Les défis pour une organisation comme Terre des Hommes Suisse sont nombreux dans la défense des droits de l’enfant. Depuis la pandémie, la situation des enfants au niveau mondial est très fragile. Face à une telle situation, pouvoir agir avec encore plus de force est essentiel. Mais alors que les besoins augmentent de manière dramatique depuis quelques années, les moyens à disposition n’augmentent pas au même rythme, voire diminuent. De plus, il n’est pas toujours facile de pouvoir s’engager dans la durée pour améliorer durablement les conditions de vie, dans une société qui privilégie les solutions rapides et simples, pas toujours en lien avec la réalité.
Comment avez-vous vu TdH Suisse s'adapter aux évolutions de de la coopération au développement au fil des ans ?

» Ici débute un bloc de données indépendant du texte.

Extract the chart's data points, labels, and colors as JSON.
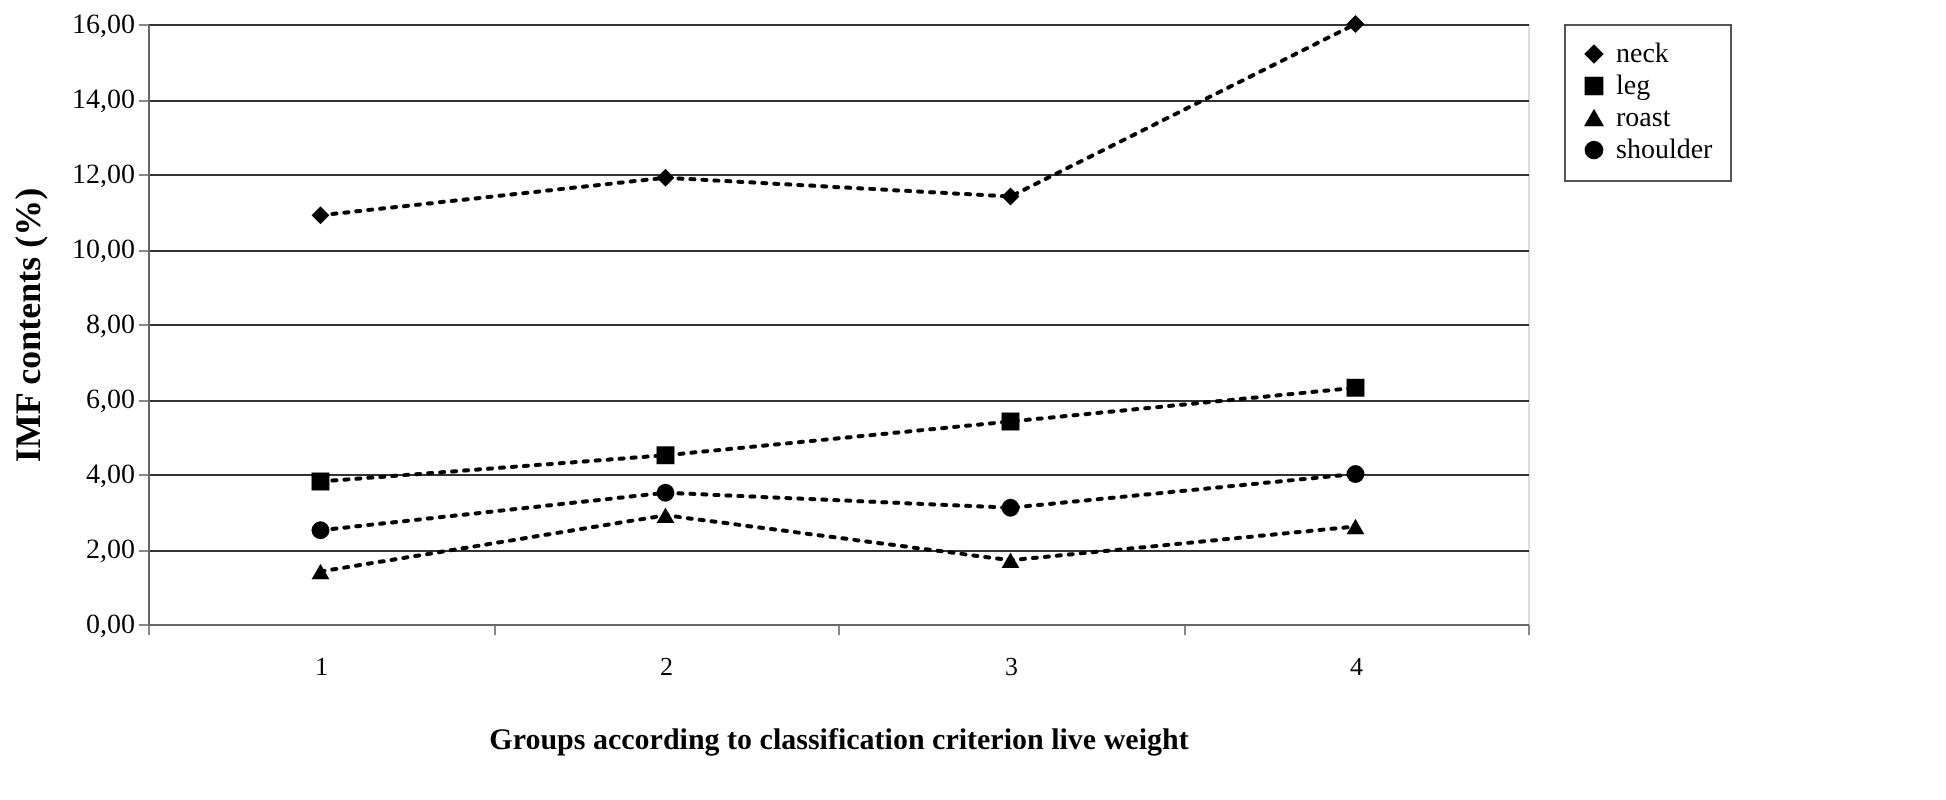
{
  "chart_data": {
    "type": "line",
    "xlabel": "Groups according to classification criterion live weight",
    "ylabel": "IMF contents (%)",
    "categories": [
      "1",
      "2",
      "3",
      "4"
    ],
    "series": [
      {
        "name": "neck",
        "color": "#000000",
        "marker": "diamond",
        "values": [
          10.9,
          11.9,
          11.4,
          16.0
        ]
      },
      {
        "name": "leg",
        "color": "#000000",
        "marker": "square",
        "values": [
          3.8,
          4.5,
          5.4,
          6.3
        ]
      },
      {
        "name": "roast",
        "color": "#000000",
        "marker": "triangle",
        "values": [
          1.4,
          2.9,
          1.7,
          2.6
        ]
      },
      {
        "name": "shoulder",
        "color": "#000000",
        "marker": "circle",
        "values": [
          2.5,
          3.5,
          3.1,
          4.0
        ]
      }
    ],
    "ylim": [
      0,
      16
    ],
    "yticks": [
      {
        "value": 0,
        "label": "0,00"
      },
      {
        "value": 2,
        "label": "2,00"
      },
      {
        "value": 4,
        "label": "4,00"
      },
      {
        "value": 6,
        "label": "6,00"
      },
      {
        "value": 8,
        "label": "8,00"
      },
      {
        "value": 10,
        "label": "10,00"
      },
      {
        "value": 12,
        "label": "12,00"
      },
      {
        "value": 14,
        "label": "14,00"
      },
      {
        "value": 16,
        "label": "16,00"
      }
    ],
    "grid": "y",
    "legend": "right",
    "line_style": "dotted"
  }
}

A chaque époque de la coopération au développement, ses mots clés. Après une attention très forte sur la mesure d’impact, il s’agit maintenant d’agir en termes de localisation par exemple. Pour nous, cela fait partie de notre ADN. Depuis sa création, TdH Suisse travaille uniquement avec des partenaires locaux et ses équipes sur le terrain sont formées de gens du pays. Nous sommes convaincus que le mieux est de soutenir les efforts locaux. Notre action s’inscrit dans la durée afin d’obtenir un changement durable des conditions de vie, sur un plus petit nombre d’enfants, suivie sur la distance.
Reste que, globalement, le secteur de la coopération s’est fortement professionnalisé, avec de fortes exigences en termes de redevabilité, contrôle financier, standards de gestion également et s’appliquent à tous, grandes associations avec des centaines d’employés et structure à taille humaine comme nous, avec 20 personnes au siège et 50 sur le terrain. Le challenge consiste à répondre à toutes les exigences, en gardant la proximité avec le terrain, notre valeur ajoutée unique, notre âme, notre militance, notre engagement pour un monde plus respectueux des droits de l’enfant.

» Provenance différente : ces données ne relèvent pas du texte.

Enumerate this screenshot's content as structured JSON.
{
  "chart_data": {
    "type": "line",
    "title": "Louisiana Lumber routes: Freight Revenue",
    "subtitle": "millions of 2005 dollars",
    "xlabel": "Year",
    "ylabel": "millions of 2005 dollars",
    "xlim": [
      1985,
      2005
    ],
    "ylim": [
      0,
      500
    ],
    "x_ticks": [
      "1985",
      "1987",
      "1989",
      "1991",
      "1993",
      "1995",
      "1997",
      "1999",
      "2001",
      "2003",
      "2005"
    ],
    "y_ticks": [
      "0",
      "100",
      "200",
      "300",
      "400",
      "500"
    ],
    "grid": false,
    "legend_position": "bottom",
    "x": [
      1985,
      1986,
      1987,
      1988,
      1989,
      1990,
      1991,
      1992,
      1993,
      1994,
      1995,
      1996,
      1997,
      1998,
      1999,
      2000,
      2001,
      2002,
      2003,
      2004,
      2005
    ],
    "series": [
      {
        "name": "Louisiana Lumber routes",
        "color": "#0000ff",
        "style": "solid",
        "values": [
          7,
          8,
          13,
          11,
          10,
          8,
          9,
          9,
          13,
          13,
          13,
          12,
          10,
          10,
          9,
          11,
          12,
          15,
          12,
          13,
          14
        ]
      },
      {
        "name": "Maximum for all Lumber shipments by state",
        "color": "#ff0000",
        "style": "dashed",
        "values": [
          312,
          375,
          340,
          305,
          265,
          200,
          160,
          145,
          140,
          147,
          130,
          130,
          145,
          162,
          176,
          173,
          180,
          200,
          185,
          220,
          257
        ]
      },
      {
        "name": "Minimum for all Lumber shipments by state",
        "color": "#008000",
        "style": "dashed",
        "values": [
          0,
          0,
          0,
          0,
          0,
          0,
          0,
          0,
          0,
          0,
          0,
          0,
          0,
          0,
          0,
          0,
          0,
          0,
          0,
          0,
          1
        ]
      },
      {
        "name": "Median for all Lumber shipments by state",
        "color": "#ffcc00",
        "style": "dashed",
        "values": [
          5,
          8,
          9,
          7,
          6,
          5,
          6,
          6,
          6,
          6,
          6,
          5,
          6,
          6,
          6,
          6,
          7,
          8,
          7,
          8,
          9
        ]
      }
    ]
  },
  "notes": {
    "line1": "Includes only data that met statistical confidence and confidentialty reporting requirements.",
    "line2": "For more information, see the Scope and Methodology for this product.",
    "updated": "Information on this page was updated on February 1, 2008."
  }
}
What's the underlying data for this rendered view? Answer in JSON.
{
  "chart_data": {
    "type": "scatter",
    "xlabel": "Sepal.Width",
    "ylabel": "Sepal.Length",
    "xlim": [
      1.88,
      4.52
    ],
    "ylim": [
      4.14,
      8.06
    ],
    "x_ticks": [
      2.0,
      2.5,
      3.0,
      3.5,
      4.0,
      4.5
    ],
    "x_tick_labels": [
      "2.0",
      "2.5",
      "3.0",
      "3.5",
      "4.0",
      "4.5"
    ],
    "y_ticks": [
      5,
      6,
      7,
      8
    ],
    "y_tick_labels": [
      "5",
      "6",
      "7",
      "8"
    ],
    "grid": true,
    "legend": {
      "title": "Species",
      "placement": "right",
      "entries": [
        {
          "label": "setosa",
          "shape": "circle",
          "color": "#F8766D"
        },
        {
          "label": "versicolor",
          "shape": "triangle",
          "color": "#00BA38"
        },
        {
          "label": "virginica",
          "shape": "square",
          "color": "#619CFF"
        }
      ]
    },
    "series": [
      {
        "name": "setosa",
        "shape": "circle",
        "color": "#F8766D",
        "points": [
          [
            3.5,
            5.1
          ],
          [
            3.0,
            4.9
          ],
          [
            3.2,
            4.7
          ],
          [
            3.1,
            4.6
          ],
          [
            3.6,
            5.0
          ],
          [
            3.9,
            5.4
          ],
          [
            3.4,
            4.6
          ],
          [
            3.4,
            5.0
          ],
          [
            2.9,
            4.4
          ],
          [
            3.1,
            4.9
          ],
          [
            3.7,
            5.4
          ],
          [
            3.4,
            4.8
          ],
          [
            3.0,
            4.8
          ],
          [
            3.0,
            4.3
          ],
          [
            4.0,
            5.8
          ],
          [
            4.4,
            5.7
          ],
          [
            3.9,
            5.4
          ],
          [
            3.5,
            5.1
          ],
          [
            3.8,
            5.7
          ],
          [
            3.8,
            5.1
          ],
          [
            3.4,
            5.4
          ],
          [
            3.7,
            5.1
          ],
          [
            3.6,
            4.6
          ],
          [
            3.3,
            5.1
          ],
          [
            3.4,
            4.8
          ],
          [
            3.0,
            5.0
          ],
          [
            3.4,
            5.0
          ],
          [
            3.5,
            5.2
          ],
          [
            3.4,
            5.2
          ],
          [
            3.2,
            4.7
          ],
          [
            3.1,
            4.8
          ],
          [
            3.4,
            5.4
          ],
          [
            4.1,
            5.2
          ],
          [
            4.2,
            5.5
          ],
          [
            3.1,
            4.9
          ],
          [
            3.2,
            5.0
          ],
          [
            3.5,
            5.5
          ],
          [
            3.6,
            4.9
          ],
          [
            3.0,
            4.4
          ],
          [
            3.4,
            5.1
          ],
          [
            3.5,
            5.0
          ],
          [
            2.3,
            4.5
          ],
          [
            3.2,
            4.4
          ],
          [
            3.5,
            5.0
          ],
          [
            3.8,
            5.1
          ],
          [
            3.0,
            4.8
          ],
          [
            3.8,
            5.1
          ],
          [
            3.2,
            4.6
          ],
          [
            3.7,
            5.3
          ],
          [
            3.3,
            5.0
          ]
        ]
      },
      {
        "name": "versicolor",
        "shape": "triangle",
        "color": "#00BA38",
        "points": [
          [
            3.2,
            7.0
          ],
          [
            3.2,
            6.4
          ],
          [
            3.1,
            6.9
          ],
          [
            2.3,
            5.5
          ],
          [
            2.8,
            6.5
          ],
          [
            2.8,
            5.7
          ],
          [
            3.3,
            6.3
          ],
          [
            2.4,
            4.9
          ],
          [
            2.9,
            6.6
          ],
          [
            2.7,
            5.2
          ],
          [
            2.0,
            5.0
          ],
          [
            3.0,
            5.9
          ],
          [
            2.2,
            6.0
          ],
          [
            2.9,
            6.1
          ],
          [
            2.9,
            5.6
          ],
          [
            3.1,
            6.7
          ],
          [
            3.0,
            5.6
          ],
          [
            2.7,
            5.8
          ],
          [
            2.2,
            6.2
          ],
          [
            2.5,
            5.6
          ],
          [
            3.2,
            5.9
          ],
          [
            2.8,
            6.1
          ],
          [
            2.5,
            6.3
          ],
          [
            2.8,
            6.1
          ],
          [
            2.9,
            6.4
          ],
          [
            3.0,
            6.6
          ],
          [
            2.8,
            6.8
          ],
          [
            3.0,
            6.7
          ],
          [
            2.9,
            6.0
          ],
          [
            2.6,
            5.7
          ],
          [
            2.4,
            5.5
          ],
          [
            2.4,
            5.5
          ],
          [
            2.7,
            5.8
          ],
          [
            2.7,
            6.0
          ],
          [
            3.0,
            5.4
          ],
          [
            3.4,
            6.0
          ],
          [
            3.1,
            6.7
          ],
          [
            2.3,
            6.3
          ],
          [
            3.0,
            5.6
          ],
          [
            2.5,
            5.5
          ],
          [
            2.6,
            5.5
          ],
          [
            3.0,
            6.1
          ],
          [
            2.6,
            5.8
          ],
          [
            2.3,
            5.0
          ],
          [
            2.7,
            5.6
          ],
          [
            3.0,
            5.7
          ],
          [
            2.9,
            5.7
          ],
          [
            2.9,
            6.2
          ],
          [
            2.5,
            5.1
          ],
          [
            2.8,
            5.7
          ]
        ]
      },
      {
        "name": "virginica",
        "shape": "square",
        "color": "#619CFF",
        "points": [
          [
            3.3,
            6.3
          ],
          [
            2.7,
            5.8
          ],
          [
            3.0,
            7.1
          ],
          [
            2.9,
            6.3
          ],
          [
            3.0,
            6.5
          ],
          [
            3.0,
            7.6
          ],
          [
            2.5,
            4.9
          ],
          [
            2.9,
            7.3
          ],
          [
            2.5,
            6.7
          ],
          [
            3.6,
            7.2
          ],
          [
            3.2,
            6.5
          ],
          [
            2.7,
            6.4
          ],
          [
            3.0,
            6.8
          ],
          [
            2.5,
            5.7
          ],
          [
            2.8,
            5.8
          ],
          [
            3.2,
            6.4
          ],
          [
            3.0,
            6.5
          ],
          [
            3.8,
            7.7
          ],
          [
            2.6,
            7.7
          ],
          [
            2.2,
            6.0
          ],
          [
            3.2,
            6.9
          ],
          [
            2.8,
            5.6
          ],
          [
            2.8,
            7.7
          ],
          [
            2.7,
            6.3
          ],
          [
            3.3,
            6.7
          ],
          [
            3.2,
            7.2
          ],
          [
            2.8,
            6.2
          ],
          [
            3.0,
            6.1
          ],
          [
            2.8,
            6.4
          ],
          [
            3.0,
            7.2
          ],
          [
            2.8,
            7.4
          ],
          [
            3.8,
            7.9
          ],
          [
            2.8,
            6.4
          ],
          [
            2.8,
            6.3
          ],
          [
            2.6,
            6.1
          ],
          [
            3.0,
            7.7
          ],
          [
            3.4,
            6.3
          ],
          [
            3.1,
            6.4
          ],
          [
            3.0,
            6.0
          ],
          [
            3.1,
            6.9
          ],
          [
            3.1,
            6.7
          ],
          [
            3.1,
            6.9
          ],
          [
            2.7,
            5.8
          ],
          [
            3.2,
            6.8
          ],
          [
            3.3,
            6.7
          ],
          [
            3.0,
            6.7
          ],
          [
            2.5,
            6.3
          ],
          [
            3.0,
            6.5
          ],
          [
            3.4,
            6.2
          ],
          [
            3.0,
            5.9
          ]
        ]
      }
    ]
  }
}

Pouvez-vous nous en dire davantage sur votre départ et les raisons de votre départ ?
Toutes ces années, j’ai eu beaucoup de chance et ai pu, avec mes collègues, mettre une énergie forte pour promouvoir l’évolution continue de notre belle organisation pour répondre à sa mission. Il est bon maintenant de laisser la place à quelqu’un qui pourra continuer sur les bons éléments mis en place et en apporter des nouveaux, avec des compétences différentes et continuer à construire avec les équipes. A titre personnel, à 50 ans, j’avais aussi envie d’un nouveau défi et un engagement renouvelé et je m’apprête à reprendre la direction de l’Association pour le Bien des Aveugles et malvoyants. Une nouvelle page passionnante s’ouvre.
Quelles sont vos prévisions pour l'avenir Terre des Hommes Suisse et du secteur de l’aide au développement/droits de l’enfant ?
Si Terre des Hommes Suisse est dans une situation financière saine, grâce au soutien fidèle de nos donateurs, les années qui viennent à bien préparer, avec une baisse à venir des financements dans la coopération au développement, avec l’inflation, la priorité donnée à la sécurité militaire et un climat international plus tendu. Je reste persuadé que la défense des droits de l’enfant est un élément clés de la sécurité humaine et qu’il ne faut en aucun cas baisser la garde. Le prochain défi touche bien évidemment au défi climatique. Les enfants, s’ils en sont les moins responsables, sont et seront les plus impactés. Leur action dans ce domaine est impressionnant et est à soutenir, comme une nécessité vitale.
Comment pensez-vous que Terre des Hommes Suisse devrait se positionner pour rester une organisation de référence en matière de droits de l’enfant à l'avenir ?
Terre des Hommes Suisse devrait continuer ses efforts pour donner encore plus de place aux enfants et aux jeunes, avec le soutien de projets des enfants et des jeunes pour des enfants et des jeunes. Ils sont les plus déterminants pour un changement sur la durée.
Avez-vous un message particulier que vous souhaiteriez transmettre à vos équipes ? Interlocuteurs ? Donateurs ?
Du fond du cœur merci. Merci pour votre engagement, toujours et toujours renouvelé pour, comme le dit notre slogan, qui s’applique à toutes et tous, quel que soit l’âge, « trop petit pour changer le monde ? Assez grands pour faire la différence ». L’essentiel est de ne jamais trouver d’excuse pour ne plus s’engager.